SD-OCT of both pingueculae and pterygia revealed some similarities. In agreement with our results, Raizada et al. reported that histopathology of pinguecula resembles in many aspects the histopathology of pterygium. They also mentioned that there is a potential limbal barrier that normally does not allow a pinguecula to advance over the cornea, and this suggestion was shown also in our SD-OCT scans, which revealed that the pinguecula mass stopped at the limbus and did not cross to creep beneath the corneal epithelium (Raizada & Bhatnagar 1976).
Also, our study confirmed much of the results of a study conducted by Seifert et al. 2001 who studied the topological and histological patterns of the pterygium. In their study, they proved histologically the presence a narrow strip of newly formed layer of pathological pterygium stroma lying between the corneal epithelium and the Bowman’s membrane beyond the end of the pterygium boundaries, and this finding was also clearly demonstrated in our study.
In the current study, we confirmed the presence of the lobes of pterygium stromal tissue that projected sideways from the continuous base of the pterygium, a pattern that was described also by Seifert et al. 2001 (Seifert et al. 2001).
In our study, we showed that at the extreme superior and inferior periphery of the wing of the pterygium, there were satellites of pterygium masses beyond the apparent peripheral end of the lesion like the pterygium masses described before around the corneal tip of the pterygium. Therefore, we assumed that the excision of the pterygium with a large safety margin at the conjunctival or the corneal sides of the pterygium mass may lead to a change in incidence of recorded recurrence rates attributable to removal of the nonclinically seen pterygium tissue.
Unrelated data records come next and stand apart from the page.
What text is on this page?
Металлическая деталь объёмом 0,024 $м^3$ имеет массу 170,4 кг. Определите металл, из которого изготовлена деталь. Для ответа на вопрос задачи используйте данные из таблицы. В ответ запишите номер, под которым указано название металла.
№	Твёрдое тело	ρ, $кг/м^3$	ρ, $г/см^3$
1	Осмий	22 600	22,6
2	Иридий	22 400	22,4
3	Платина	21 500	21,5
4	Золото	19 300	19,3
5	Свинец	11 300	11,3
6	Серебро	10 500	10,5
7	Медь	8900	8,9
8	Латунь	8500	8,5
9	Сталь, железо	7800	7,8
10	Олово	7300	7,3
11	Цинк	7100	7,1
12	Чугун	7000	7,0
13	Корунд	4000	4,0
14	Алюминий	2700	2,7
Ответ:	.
This suggestion was also recommended by Seifert et al. (Seifert et al. 2001) in their topological and histological study about pterygium and by Hirst (2008) who showed that there was a higher incidence of recurrence in conservative surgical approaches of pterygium removal and lower in the aggressive extended surgical ones.
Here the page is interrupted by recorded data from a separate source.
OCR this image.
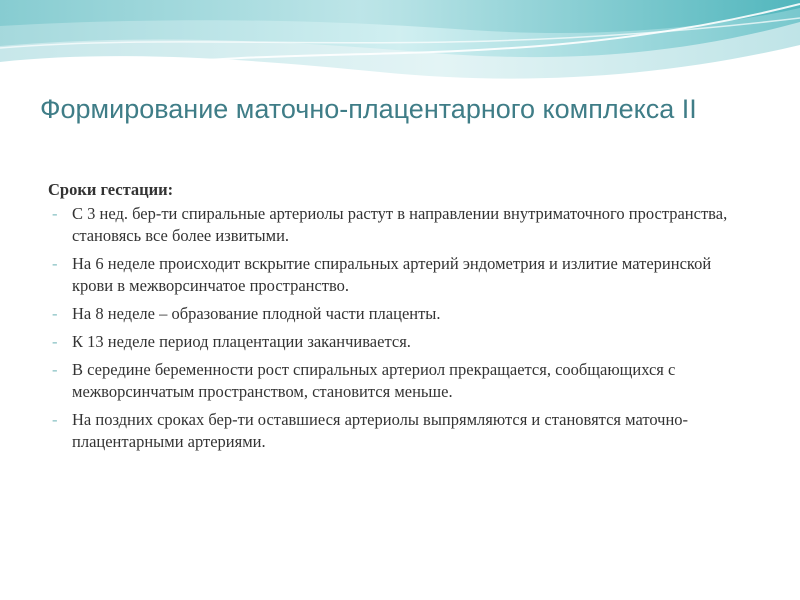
Формирование маточно-плацентарного комплекса II

Сроки гестации:

- С 3 нед. бер-ти спиральные артериолы растут в направлении внутриматочного пространства, становясь все более извитыми.
- На 6 неделе происходит вскрытие спиральных артерий эндометрия и излитие материнской крови в межворсинчатое пространство.
- На 8 неделе – образование плодной части плаценты.
- К 13 неделе период плацентации заканчивается.
- В середине беременности рост спиральных артериол прекращается, сообщающихся с межворсинчатым пространством, становится меньше.
- На поздних сроках бер-ти оставшиеся артериолы выпрямляются и становятся маточно-плацентарными артериями.
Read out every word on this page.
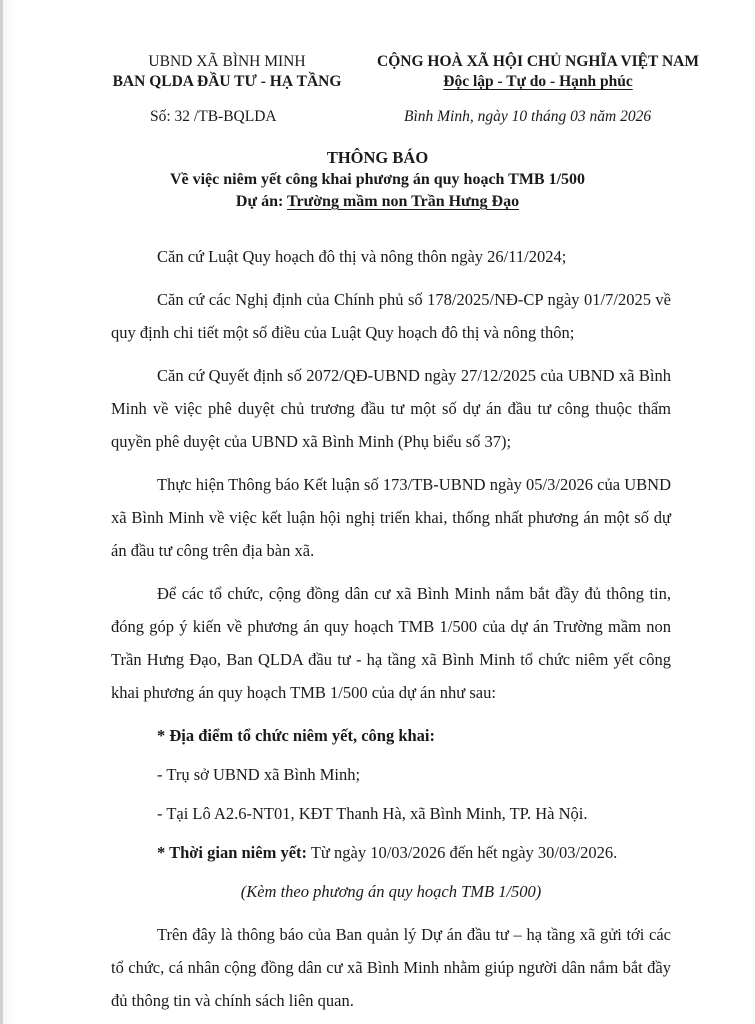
UBND XÃ BÌNH MINH
BAN QLDA ĐẦU TƯ - HẠ TẦNG
CỘNG HOÀ XÃ HỘI CHỦ NGHĨA VIỆT NAM
Độc lập - Tự do - Hạnh phúc
Số: 32 /TB-BQLDA	Bình Minh, ngày 10 tháng 03 năm 2026
THÔNG BÁO
Về việc niêm yết công khai phương án quy hoạch TMB 1/500
Dự án: Trường mầm non Trần Hưng Đạo

Căn cứ Luật Quy hoạch đô thị và nông thôn ngày 26/11/2024;

Căn cứ các Nghị định của Chính phủ số 178/2025/NĐ-CP ngày 01/7/2025 về quy định chi tiết một số điều của Luật Quy hoạch đô thị và nông thôn;

Căn cứ Quyết định số 2072/QĐ-UBND ngày 27/12/2025 của UBND xã Bình Minh về việc phê duyệt chủ trương đầu tư một số dự án đầu tư công thuộc thẩm quyền phê duyệt của UBND xã Bình Minh (Phụ biểu số 37);

Thực hiện Thông báo Kết luận số 173/TB-UBND ngày 05/3/2026 của UBND xã Bình Minh về việc kết luận hội nghị triển khai, thống nhất phương án một số dự án đầu tư công trên địa bàn xã.

Để các tổ chức, cộng đồng dân cư xã Bình Minh nắm bắt đầy đủ thông tin, đóng góp ý kiến về phương án quy hoạch TMB 1/500 của dự án Trường mầm non Trần Hưng Đạo, Ban QLDA đầu tư - hạ tầng xã Bình Minh tổ chức niêm yết công khai phương án quy hoạch TMB 1/500 của dự án như sau:

* Địa điểm tổ chức niêm yết, công khai:

- Trụ sở UBND xã Bình Minh;

- Tại Lô A2.6-NT01, KĐT Thanh Hà, xã Bình Minh, TP. Hà Nội.

* Thời gian niêm yết: Từ ngày 10/03/2026 đến hết ngày 30/03/2026.

(Kèm theo phương án quy hoạch TMB 1/500)

Trên đây là thông báo của Ban quản lý Dự án đầu tư – hạ tầng xã gửi tới các tổ chức, cá nhân cộng đồng dân cư xã Bình Minh nhằm giúp người dân nắm bắt đầy đủ thông tin và chính sách liên quan.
It is well known that a recurrent pterygium is more difficult to control, and various treatment modalities have been proposed (Fallah et al. 2008; Hirst 2009). Using SD-OCT for the evaluation of recurrent pterygium in this study, we were able to show that the tongue-like mass of the pterygium was more advanced beneath the corneal epithelium, a view that may explain the difficulty of managing and the high incidence of repeated recurrences after recurrent pterygium surgery. The broad explanation for this is that we only see and remove the tip of the iceberg and not the whole one.
SD-OCT immediately performed after excision of the primary pterygium using the bare sclera technique revealed multiple remnants on its corneal and conjunctival sides, and this may elucidate the importance of smoothening of the corneal and conjunctival sides after excision of the pterygium (Helal et al. 1996; Hirst 2008, 2009) Although we did not use SD-OCT for evaluating the corneal surface after different pterygium excision techniques, this could lead us to do such study in the future.
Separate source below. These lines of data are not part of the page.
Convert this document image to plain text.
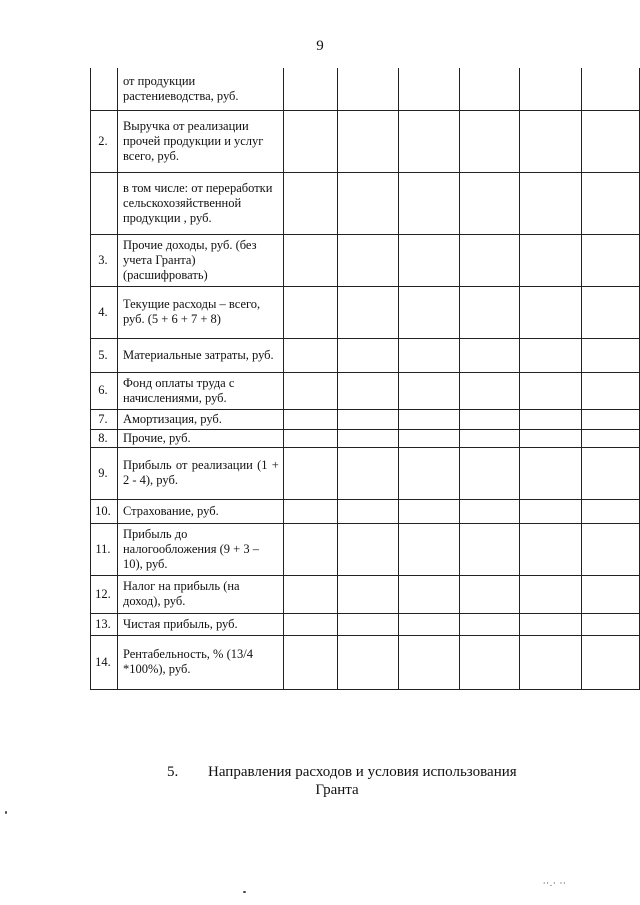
9
	от продукции растениеводства, руб.						
2.	Выручка от реализации прочей продукции и услуг всего, руб.						
	в том числе: от переработки сельскохозяйственной продукции , руб.						
3.	Прочие доходы, руб. (без учета Гранта) (расшифровать)						
4.	Текущие расходы – всего, руб. (5 + 6 + 7 + 8)						
5.	Материальные затраты, руб.						
6.	Фонд оплаты труда с начислениями, руб.						
7.	Амортизация, руб.						
8.	Прочие, руб.						
9.	Прибыль от реализации (1 + 2 - 4), руб.						
10.	Страхование, руб.						
11.	Прибыль до налогообложения (9 + 3 – 10), руб.						
12.	Налог на прибыль (на доход), руб.						
13.	Чистая прибыль, руб.						
14.	Рентабельность, % (13/4 *100%), руб.						
5. Направления расходов и условия использования
Гранта
⸱⸱.⸱ ⸱⸱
The use of anterior segment SD-OCT provided us with high-resolution images of the cornea and the pterygium and helped us to understand more about the anatomical relationship between the corneal tissues and the pterygium mass and the morphological similarity between the pinguecula and the pterygium.
Also, the use of this new modality of imaging may help to decrease the current recurrence rates after pterygium excision through using the anterior segment SD-OCT in the evaluation of these lesions. In the future, the use of a hand-held anterior segment SD-OCT will be of great help during performing anterior segment surgeries including pterygium excision through giving a real-time in vivo imaging to ensure total removal of this lesion (Maldonado et al. 2010; Vinekar et al. 2010).